Same here, I'm in the TI-99 as first computer club as well.

98% of what I did on it was just play cartridge games, but I did have a year or so of trying to type in Basic programs from library magazines. None of them ever came close to working since they were never for TI's weird dialect of Basic and I didn't know anything about the differences. Mostly what I did was CALL COLOR instructions for some pretty colors. I think the furthest I ever got with Basic was the "higher/lower" guess-the-number game. Eventually then we got a Tandy 1000 with GW-Basic and I moved on to that.

Parsec still rocks hard though. I've rolled over the score on it: http://dos486.com/misc/parsec.jpg


> Parsec still rocks hard though.

Hell yes it does. Good shot commander!


I didn't really get into Parsec. Tombstone City was my jam. And then I bought the Editor / Assembler package and it came with the source for Tombstone City as an example. It turns out the algorithm for figuring out which tumbleweed was going to turn into a monster was very simple. Reading that one bit of the source, I was able to predict where the bad guys would spawn and be ready for them. After that I could flip the counter and pretty much play as long as I wanted on two or three lives.

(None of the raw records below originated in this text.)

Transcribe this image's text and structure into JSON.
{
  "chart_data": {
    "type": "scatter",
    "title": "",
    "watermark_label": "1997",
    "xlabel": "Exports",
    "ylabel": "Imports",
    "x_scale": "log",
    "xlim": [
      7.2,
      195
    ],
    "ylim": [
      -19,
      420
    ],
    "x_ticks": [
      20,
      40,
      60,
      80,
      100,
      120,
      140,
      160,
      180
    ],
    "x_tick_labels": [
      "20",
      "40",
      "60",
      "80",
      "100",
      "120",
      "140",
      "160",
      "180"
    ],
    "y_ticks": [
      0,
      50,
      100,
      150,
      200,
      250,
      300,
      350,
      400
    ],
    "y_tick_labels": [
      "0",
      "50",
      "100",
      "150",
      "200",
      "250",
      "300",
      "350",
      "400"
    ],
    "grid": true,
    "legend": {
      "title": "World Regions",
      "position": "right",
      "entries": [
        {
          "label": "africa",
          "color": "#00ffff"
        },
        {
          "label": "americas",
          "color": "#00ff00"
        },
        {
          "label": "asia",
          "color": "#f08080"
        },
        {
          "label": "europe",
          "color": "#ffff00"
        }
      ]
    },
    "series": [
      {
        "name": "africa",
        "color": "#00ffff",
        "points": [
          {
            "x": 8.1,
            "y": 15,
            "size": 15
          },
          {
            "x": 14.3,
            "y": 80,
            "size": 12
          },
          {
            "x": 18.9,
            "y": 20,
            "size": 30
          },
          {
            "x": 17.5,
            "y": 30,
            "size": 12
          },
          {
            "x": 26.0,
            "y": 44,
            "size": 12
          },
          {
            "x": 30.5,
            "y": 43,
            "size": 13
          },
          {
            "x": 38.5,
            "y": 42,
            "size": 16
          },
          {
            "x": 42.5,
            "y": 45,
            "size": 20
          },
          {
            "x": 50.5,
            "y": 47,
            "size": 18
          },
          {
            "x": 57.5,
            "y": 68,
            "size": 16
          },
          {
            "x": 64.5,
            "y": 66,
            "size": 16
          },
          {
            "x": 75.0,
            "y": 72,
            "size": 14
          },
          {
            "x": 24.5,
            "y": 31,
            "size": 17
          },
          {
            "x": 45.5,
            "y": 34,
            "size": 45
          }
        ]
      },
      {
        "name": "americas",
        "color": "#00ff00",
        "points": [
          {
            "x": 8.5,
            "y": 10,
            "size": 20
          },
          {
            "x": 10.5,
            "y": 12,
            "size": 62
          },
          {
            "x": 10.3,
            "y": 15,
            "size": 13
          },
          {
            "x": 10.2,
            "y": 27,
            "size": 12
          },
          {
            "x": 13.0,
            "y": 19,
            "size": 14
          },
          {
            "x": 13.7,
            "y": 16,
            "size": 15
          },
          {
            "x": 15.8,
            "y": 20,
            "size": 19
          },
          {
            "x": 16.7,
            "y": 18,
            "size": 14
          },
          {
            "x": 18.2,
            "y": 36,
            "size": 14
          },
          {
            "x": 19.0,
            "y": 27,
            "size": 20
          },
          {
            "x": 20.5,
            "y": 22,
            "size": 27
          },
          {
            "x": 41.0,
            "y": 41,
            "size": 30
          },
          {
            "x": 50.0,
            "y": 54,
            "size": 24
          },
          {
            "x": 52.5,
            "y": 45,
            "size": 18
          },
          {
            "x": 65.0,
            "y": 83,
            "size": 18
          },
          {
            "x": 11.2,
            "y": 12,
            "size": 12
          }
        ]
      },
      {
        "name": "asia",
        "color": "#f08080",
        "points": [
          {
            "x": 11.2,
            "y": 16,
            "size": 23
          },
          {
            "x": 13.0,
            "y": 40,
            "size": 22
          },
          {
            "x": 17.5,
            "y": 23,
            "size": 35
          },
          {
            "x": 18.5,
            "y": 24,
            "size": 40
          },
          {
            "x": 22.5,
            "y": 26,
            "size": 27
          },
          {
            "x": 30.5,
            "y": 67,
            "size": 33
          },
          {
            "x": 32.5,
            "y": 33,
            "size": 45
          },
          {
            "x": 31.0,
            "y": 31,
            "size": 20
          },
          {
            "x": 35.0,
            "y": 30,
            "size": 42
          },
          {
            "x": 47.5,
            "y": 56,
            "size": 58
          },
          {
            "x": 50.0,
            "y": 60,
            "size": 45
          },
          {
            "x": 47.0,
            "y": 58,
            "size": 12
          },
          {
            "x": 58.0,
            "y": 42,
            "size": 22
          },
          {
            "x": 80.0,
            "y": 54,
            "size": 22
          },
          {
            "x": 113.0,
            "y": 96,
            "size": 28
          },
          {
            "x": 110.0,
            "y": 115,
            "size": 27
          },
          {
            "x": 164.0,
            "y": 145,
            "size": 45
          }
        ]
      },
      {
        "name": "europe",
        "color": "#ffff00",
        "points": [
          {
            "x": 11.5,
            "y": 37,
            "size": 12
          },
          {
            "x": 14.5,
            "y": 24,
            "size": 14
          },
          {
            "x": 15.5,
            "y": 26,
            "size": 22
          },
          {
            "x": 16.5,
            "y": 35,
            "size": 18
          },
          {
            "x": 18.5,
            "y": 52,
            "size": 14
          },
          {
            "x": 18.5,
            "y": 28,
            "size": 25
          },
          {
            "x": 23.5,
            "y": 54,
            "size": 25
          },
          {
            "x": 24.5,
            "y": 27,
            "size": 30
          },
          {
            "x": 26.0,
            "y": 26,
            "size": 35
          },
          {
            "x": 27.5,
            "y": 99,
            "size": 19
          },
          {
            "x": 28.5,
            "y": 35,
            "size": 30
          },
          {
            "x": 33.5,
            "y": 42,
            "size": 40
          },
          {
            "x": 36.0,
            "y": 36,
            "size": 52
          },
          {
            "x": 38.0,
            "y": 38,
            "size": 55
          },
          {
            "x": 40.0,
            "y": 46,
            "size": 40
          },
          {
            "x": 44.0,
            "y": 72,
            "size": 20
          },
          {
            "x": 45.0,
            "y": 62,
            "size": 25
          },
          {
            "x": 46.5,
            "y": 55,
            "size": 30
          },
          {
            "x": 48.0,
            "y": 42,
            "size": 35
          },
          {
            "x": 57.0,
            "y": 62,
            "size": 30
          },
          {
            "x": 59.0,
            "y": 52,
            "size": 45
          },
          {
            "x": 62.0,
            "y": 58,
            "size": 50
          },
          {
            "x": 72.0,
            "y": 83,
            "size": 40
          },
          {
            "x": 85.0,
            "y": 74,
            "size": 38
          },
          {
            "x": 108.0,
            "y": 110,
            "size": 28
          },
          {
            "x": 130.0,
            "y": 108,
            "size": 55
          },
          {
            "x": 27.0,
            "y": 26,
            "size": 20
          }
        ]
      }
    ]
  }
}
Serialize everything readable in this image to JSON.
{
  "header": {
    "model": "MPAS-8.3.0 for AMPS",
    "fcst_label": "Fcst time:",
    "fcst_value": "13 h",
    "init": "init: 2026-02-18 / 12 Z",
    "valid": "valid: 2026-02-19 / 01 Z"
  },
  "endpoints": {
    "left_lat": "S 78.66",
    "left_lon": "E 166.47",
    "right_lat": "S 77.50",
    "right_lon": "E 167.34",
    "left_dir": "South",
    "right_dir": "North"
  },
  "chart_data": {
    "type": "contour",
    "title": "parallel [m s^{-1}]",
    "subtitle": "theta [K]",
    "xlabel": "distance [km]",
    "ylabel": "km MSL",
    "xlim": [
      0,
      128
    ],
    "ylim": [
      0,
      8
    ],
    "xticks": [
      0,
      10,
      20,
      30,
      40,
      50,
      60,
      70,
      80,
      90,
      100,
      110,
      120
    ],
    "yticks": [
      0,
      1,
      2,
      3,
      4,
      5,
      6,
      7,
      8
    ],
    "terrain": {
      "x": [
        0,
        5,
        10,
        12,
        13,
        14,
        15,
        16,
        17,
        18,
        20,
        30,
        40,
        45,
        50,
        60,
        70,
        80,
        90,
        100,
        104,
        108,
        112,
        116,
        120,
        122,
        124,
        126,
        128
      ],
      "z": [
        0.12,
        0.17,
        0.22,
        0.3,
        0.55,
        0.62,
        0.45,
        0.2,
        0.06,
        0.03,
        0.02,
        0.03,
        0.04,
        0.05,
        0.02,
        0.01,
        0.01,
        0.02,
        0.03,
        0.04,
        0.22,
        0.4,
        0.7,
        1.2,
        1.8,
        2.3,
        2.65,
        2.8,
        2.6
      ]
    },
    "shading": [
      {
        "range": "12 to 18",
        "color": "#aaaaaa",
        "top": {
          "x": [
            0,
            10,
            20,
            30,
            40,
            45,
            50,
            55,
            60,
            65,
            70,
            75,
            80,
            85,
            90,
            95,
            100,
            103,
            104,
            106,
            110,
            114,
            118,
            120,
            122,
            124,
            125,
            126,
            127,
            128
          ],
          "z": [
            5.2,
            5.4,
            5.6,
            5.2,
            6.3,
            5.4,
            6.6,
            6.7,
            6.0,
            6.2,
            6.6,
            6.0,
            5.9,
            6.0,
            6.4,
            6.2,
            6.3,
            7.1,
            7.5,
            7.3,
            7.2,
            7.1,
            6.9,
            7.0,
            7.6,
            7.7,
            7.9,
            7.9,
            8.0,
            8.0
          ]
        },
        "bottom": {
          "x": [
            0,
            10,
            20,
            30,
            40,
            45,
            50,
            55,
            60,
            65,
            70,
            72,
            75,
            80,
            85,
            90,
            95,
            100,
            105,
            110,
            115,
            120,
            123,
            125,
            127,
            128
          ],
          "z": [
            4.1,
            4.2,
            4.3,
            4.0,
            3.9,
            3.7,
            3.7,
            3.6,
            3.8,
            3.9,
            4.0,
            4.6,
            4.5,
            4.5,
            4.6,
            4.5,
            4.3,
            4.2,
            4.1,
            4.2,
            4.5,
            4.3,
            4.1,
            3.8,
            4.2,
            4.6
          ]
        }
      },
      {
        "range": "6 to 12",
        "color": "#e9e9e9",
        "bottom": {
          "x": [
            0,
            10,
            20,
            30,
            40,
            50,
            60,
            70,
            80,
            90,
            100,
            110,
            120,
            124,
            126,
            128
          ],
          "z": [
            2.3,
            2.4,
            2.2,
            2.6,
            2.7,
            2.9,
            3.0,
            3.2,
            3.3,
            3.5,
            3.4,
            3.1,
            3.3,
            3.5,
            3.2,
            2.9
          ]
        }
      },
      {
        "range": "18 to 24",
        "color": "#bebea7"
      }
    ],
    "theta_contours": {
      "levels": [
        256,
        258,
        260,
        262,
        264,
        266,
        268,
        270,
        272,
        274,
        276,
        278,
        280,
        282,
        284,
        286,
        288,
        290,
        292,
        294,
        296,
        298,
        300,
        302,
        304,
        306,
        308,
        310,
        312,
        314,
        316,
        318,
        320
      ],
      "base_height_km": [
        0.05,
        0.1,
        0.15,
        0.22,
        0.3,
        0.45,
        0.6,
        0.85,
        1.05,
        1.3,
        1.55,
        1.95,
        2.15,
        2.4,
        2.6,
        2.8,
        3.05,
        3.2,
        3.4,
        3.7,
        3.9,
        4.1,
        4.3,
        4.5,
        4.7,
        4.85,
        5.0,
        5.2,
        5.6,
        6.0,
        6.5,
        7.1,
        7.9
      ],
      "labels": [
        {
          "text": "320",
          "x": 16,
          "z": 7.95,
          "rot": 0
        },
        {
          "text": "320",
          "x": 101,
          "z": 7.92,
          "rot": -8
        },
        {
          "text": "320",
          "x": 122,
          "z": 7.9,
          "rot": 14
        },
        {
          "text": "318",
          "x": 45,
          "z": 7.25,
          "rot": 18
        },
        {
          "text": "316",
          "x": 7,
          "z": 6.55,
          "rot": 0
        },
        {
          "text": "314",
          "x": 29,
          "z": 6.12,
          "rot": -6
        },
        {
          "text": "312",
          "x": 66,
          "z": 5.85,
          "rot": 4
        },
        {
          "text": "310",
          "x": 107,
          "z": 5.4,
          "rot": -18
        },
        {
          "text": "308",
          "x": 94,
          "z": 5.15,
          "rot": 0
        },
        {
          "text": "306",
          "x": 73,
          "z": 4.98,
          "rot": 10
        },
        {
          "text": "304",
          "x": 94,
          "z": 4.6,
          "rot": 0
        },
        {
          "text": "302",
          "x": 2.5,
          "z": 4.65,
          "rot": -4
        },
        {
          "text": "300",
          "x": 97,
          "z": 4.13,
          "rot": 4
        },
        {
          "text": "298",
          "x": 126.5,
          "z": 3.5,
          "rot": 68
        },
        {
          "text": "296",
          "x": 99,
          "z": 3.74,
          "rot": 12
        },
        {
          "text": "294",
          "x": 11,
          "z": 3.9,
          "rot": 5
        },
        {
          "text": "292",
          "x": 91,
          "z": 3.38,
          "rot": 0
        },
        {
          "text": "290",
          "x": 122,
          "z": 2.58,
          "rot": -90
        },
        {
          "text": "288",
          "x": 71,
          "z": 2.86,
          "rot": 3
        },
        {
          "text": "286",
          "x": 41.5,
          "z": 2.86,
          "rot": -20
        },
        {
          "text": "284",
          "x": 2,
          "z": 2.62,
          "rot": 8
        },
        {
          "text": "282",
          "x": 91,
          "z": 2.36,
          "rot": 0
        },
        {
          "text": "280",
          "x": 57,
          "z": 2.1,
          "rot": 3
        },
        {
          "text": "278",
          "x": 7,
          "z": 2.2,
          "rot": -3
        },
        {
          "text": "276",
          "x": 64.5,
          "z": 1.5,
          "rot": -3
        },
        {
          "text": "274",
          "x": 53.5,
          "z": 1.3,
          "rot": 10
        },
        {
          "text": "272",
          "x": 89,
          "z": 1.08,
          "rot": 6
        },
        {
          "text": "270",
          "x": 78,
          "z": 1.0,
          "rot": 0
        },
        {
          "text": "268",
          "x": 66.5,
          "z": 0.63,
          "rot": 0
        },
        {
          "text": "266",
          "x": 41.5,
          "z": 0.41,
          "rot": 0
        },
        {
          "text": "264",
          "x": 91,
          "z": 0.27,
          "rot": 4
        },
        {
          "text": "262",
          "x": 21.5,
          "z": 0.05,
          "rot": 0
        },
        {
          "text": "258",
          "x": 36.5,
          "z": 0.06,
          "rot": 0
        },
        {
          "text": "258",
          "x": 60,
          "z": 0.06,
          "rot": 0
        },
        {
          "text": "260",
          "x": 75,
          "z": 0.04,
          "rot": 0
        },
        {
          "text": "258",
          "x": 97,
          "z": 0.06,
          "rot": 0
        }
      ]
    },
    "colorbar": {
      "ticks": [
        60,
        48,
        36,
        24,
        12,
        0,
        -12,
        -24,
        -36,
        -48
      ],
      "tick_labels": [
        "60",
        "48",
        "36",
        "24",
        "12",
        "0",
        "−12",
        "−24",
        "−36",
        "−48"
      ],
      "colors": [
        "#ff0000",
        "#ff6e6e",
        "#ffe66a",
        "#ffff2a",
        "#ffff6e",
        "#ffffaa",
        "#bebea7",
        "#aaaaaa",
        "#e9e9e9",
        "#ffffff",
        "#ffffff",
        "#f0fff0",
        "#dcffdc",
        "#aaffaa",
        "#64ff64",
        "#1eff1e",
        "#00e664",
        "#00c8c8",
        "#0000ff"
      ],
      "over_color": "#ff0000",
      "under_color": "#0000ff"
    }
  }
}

But yes. Old games. They rock.


I figured that out just from playing Tombstone City. It's the first paired cactus by scanning the board in reading order (each row from the top, left-to-right.) (You mean a cactus that turns into a monster, not a tumbleweed.) And yes, once you know that, the game is pretty easy when you can anticipate every threat. I remember being able to go for at least a couple hours in one game; don't remember if I ever rolled it over or got bored before that.